Apple Carrot Flax Muffins

Many years ago I stumbled across this recipe on a bag of Bob's Red Mill Ground Flaxseed Meal.  While his recipe doesn't fit in with a Paleo lifestyle, my version does (or mostly does).

Apple Carrot Flax Muffins
2 c. Almond Flour
3/4 c. ground Flaxseed Meal
3 Tbsp. Agave Nectar
2 tsp. Baking Soda
1 tsp. Baking Powder
a pinch of Salt
2 tsp. Cinnamon
1 1/2 c. Carrots, shredded
2 Apples, peeled and shredded
1 c. Raisins
1 c. Chopped Nuts (I used Pecans)
3/4 c. Almond Milk
2 Eggs, beaten
1 tsp.

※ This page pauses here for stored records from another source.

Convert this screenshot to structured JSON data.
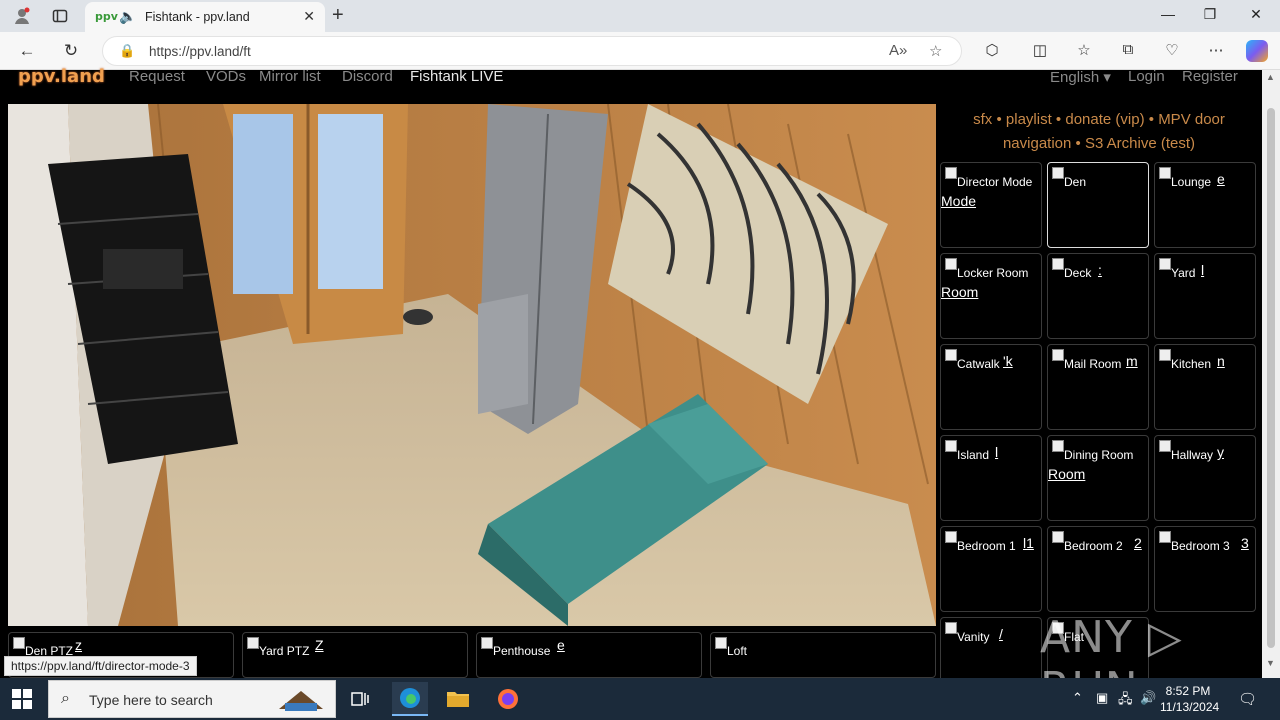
{
  "browser": {
    "tab_title": "Fishtank - ppv.land",
    "url": "https://ppv.land/ft",
    "favicon_text": "ppv"
  },
  "site": {
    "logo": "ppv.land",
    "nav": [
      "Request",
      "VODs",
      "Mirror list",
      "Discord",
      "Fishtank LIVE"
    ],
    "nav_right": {
      "language": "English ▾",
      "login": "Login",
      "register": "Register"
    }
  },
  "panel": {
    "links_line1": [
      "sfx",
      "playlist",
      "donate (vip)",
      "MPV door"
    ],
    "links_line2": [
      "navigation",
      "S3 Archive (test)"
    ],
    "separator": "•",
    "cameras": [
      {
        "label": "Director Mode",
        "label2": "Mode",
        "ghost": ""
      },
      {
        "label": "Den",
        "label2": "",
        "ghost": ""
      },
      {
        "label": "Lounge",
        "label2": "",
        "ghost": "e"
      },
      {
        "label": "Locker Room",
        "label2": "Room",
        "ghost": ""
      },
      {
        "label": "Deck",
        "label2": "",
        "ghost": ":"
      },
      {
        "label": "Yard",
        "label2": "",
        "ghost": "l"
      },
      {
        "label": "Catwalk",
        "label2": "",
        "ghost": "'k"
      },
      {
        "label": "Mail Room",
        "label2": "",
        "ghost": "m"
      },
      {
        "label": "Kitchen",
        "label2": "",
        "ghost": "n"
      },
      {
        "label": "Island",
        "label2": "",
        "ghost": "l"
      },
      {
        "label": "Dining Room",
        "label2": "Room",
        "ghost": ""
      },
      {
        "label": "Hallway",
        "label2": "",
        "ghost": "y"
      },
      {
        "label": "Bedroom 1",
        "label2": "",
        "ghost": "l1"
      },
      {
        "label": "Bedroom 2",
        "label2": "",
        "ghost": "2"
      },
      {
        "label": "Bedroom 3",
        "label2": "",
        "ghost": "3"
      },
      {
        "label": "Vanity",
        "label2": "",
        "ghost": "/"
      },
      {
        "label": "Flat",
        "label2": "",
        "ghost": ""
      }
    ]
  },
  "bottom_cams": [
    {
      "label": "Den PTZ",
      "ghost": "z"
    },
    {
      "label": "Yard PTZ",
      "ghost": "Z"
    },
    {
      "label": "Penthouse",
      "ghost": "e"
    },
    {
      "label": "Loft",
      "ghost": ""
    }
  ],
  "status_link": "https://ppv.land/ft/director-mode-3",
  "watermark": "ANY ▷ RUN",
  "taskbar": {
    "search_placeholder": "Type here to search",
    "time": "8:52 PM",
    "date": "11/13/2024"
  },
  "colors": {
    "accent_link": "#c98a4a",
    "logo": "#f0a050",
    "taskbar": "#1b2a3a"
  }
}
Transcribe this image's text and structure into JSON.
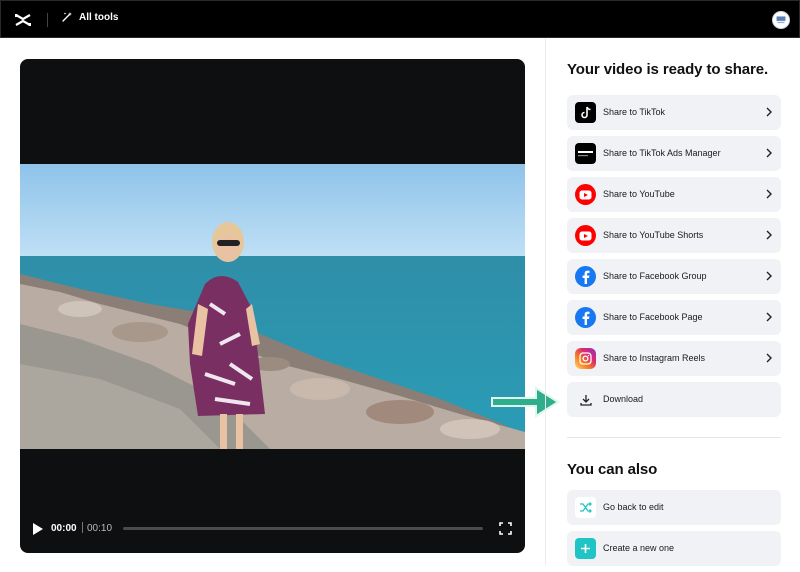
{
  "header": {
    "all_tools_label": "All tools"
  },
  "player": {
    "current_time": "00:00",
    "duration": "00:10",
    "progress_fraction": 0
  },
  "share_panel": {
    "title": "Your video is ready to share.",
    "items": [
      {
        "label": "Share to TikTok",
        "icon": "tiktok-icon"
      },
      {
        "label": "Share to TikTok Ads Manager",
        "icon": "tiktok-ads-icon"
      },
      {
        "label": "Share to YouTube",
        "icon": "youtube-icon"
      },
      {
        "label": "Share to YouTube Shorts",
        "icon": "youtube-icon"
      },
      {
        "label": "Share to Facebook Group",
        "icon": "facebook-icon"
      },
      {
        "label": "Share to Facebook Page",
        "icon": "facebook-icon"
      },
      {
        "label": "Share to Instagram Reels",
        "icon": "instagram-icon"
      },
      {
        "label": "Download",
        "icon": "download-icon"
      }
    ]
  },
  "also_panel": {
    "title": "You can also",
    "items": [
      {
        "label": "Go back to edit",
        "icon": "shuffle-icon"
      },
      {
        "label": "Create a new one",
        "icon": "plus-icon"
      }
    ]
  },
  "colors": {
    "topbar": "#000000",
    "item_bg": "#f0f2f5",
    "youtube_red": "#ff0000",
    "facebook_blue": "#1877f2",
    "teal_accent": "#21c4c4",
    "arrow_green": "#2fae8c"
  }
}
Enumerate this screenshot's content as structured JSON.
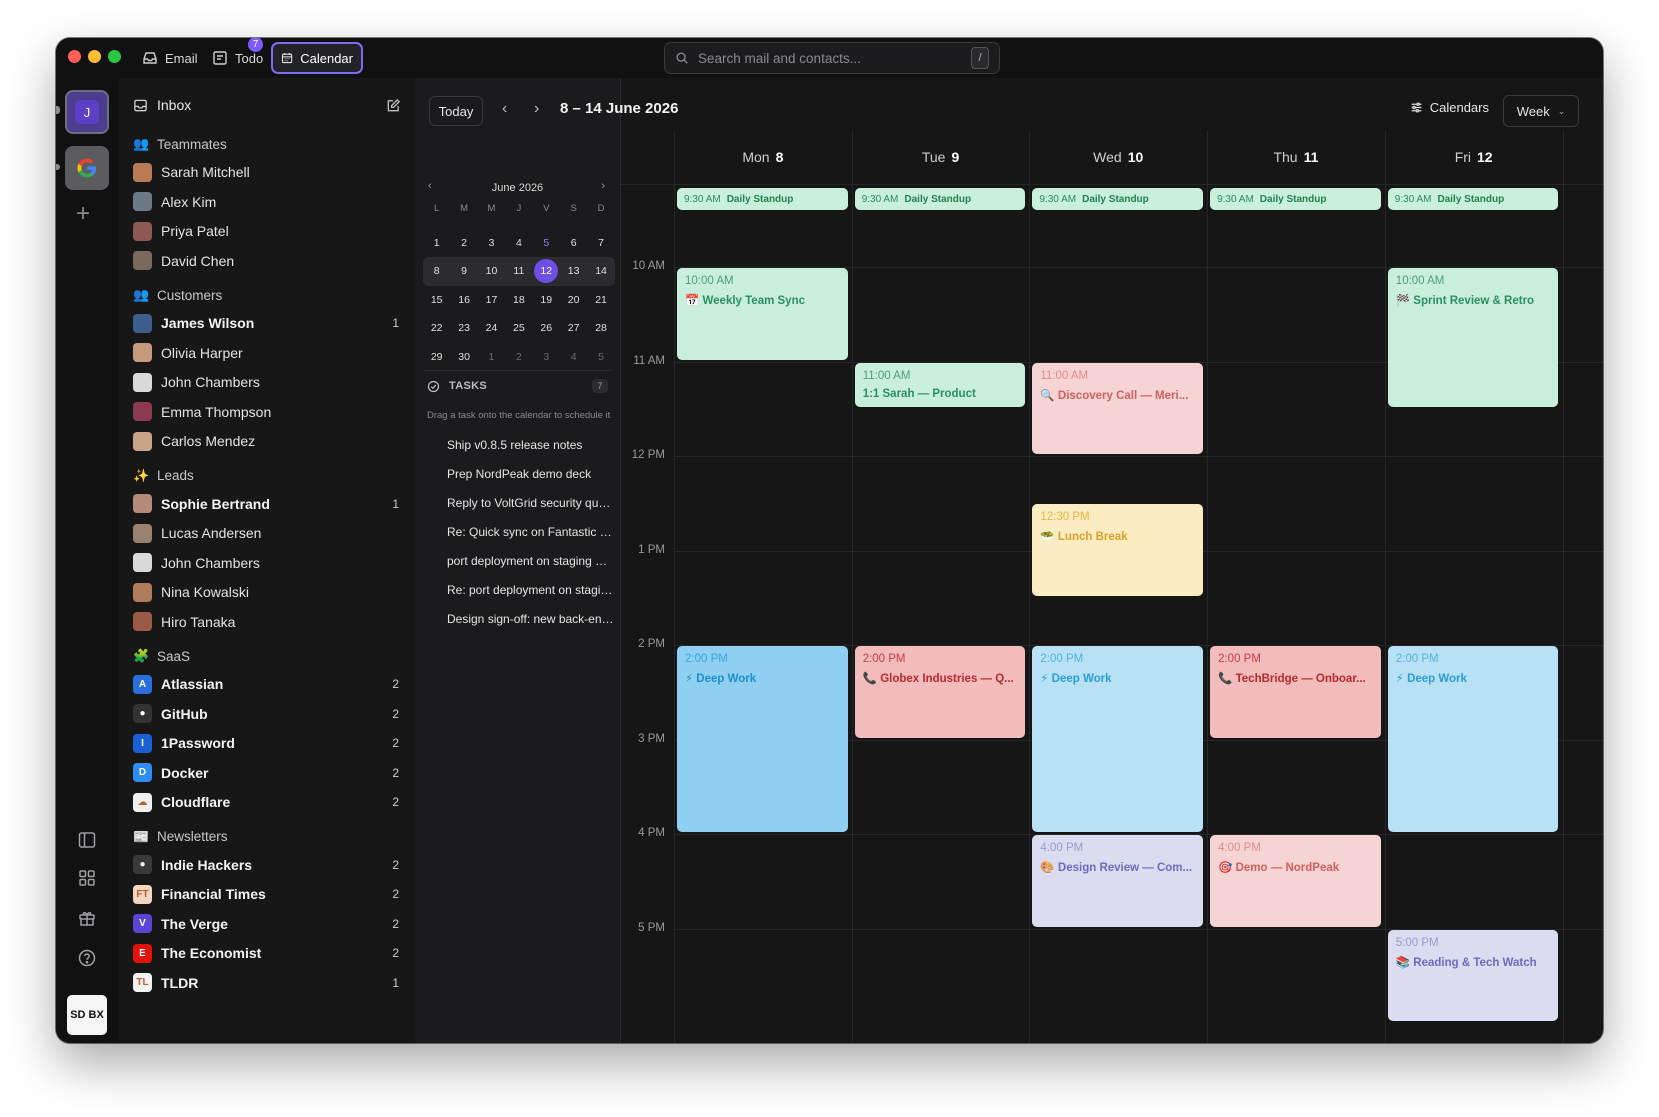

Vanilla

Preheat oven to 350 degrees.  In a large bowl, mix together almond flour, flaxseed meal,  agave, baking soda, baking powder, cinnamon, and salt.  Stir in carrots, apples, raisins, and nuts.  In a large electronic mixing bowl, combine almond milk, eggs, vanilla and mix.  Add the dry ingredients to the wet.  Mix until moistened, but be careful not to overmix.  Fill greased or lined muffin cups with batter.  Bake for 15-20 minutes or until you can cut through one and the inside is mostly cooked.  The inside of the muffins will be slightly gooey.  Store in the refrigerator.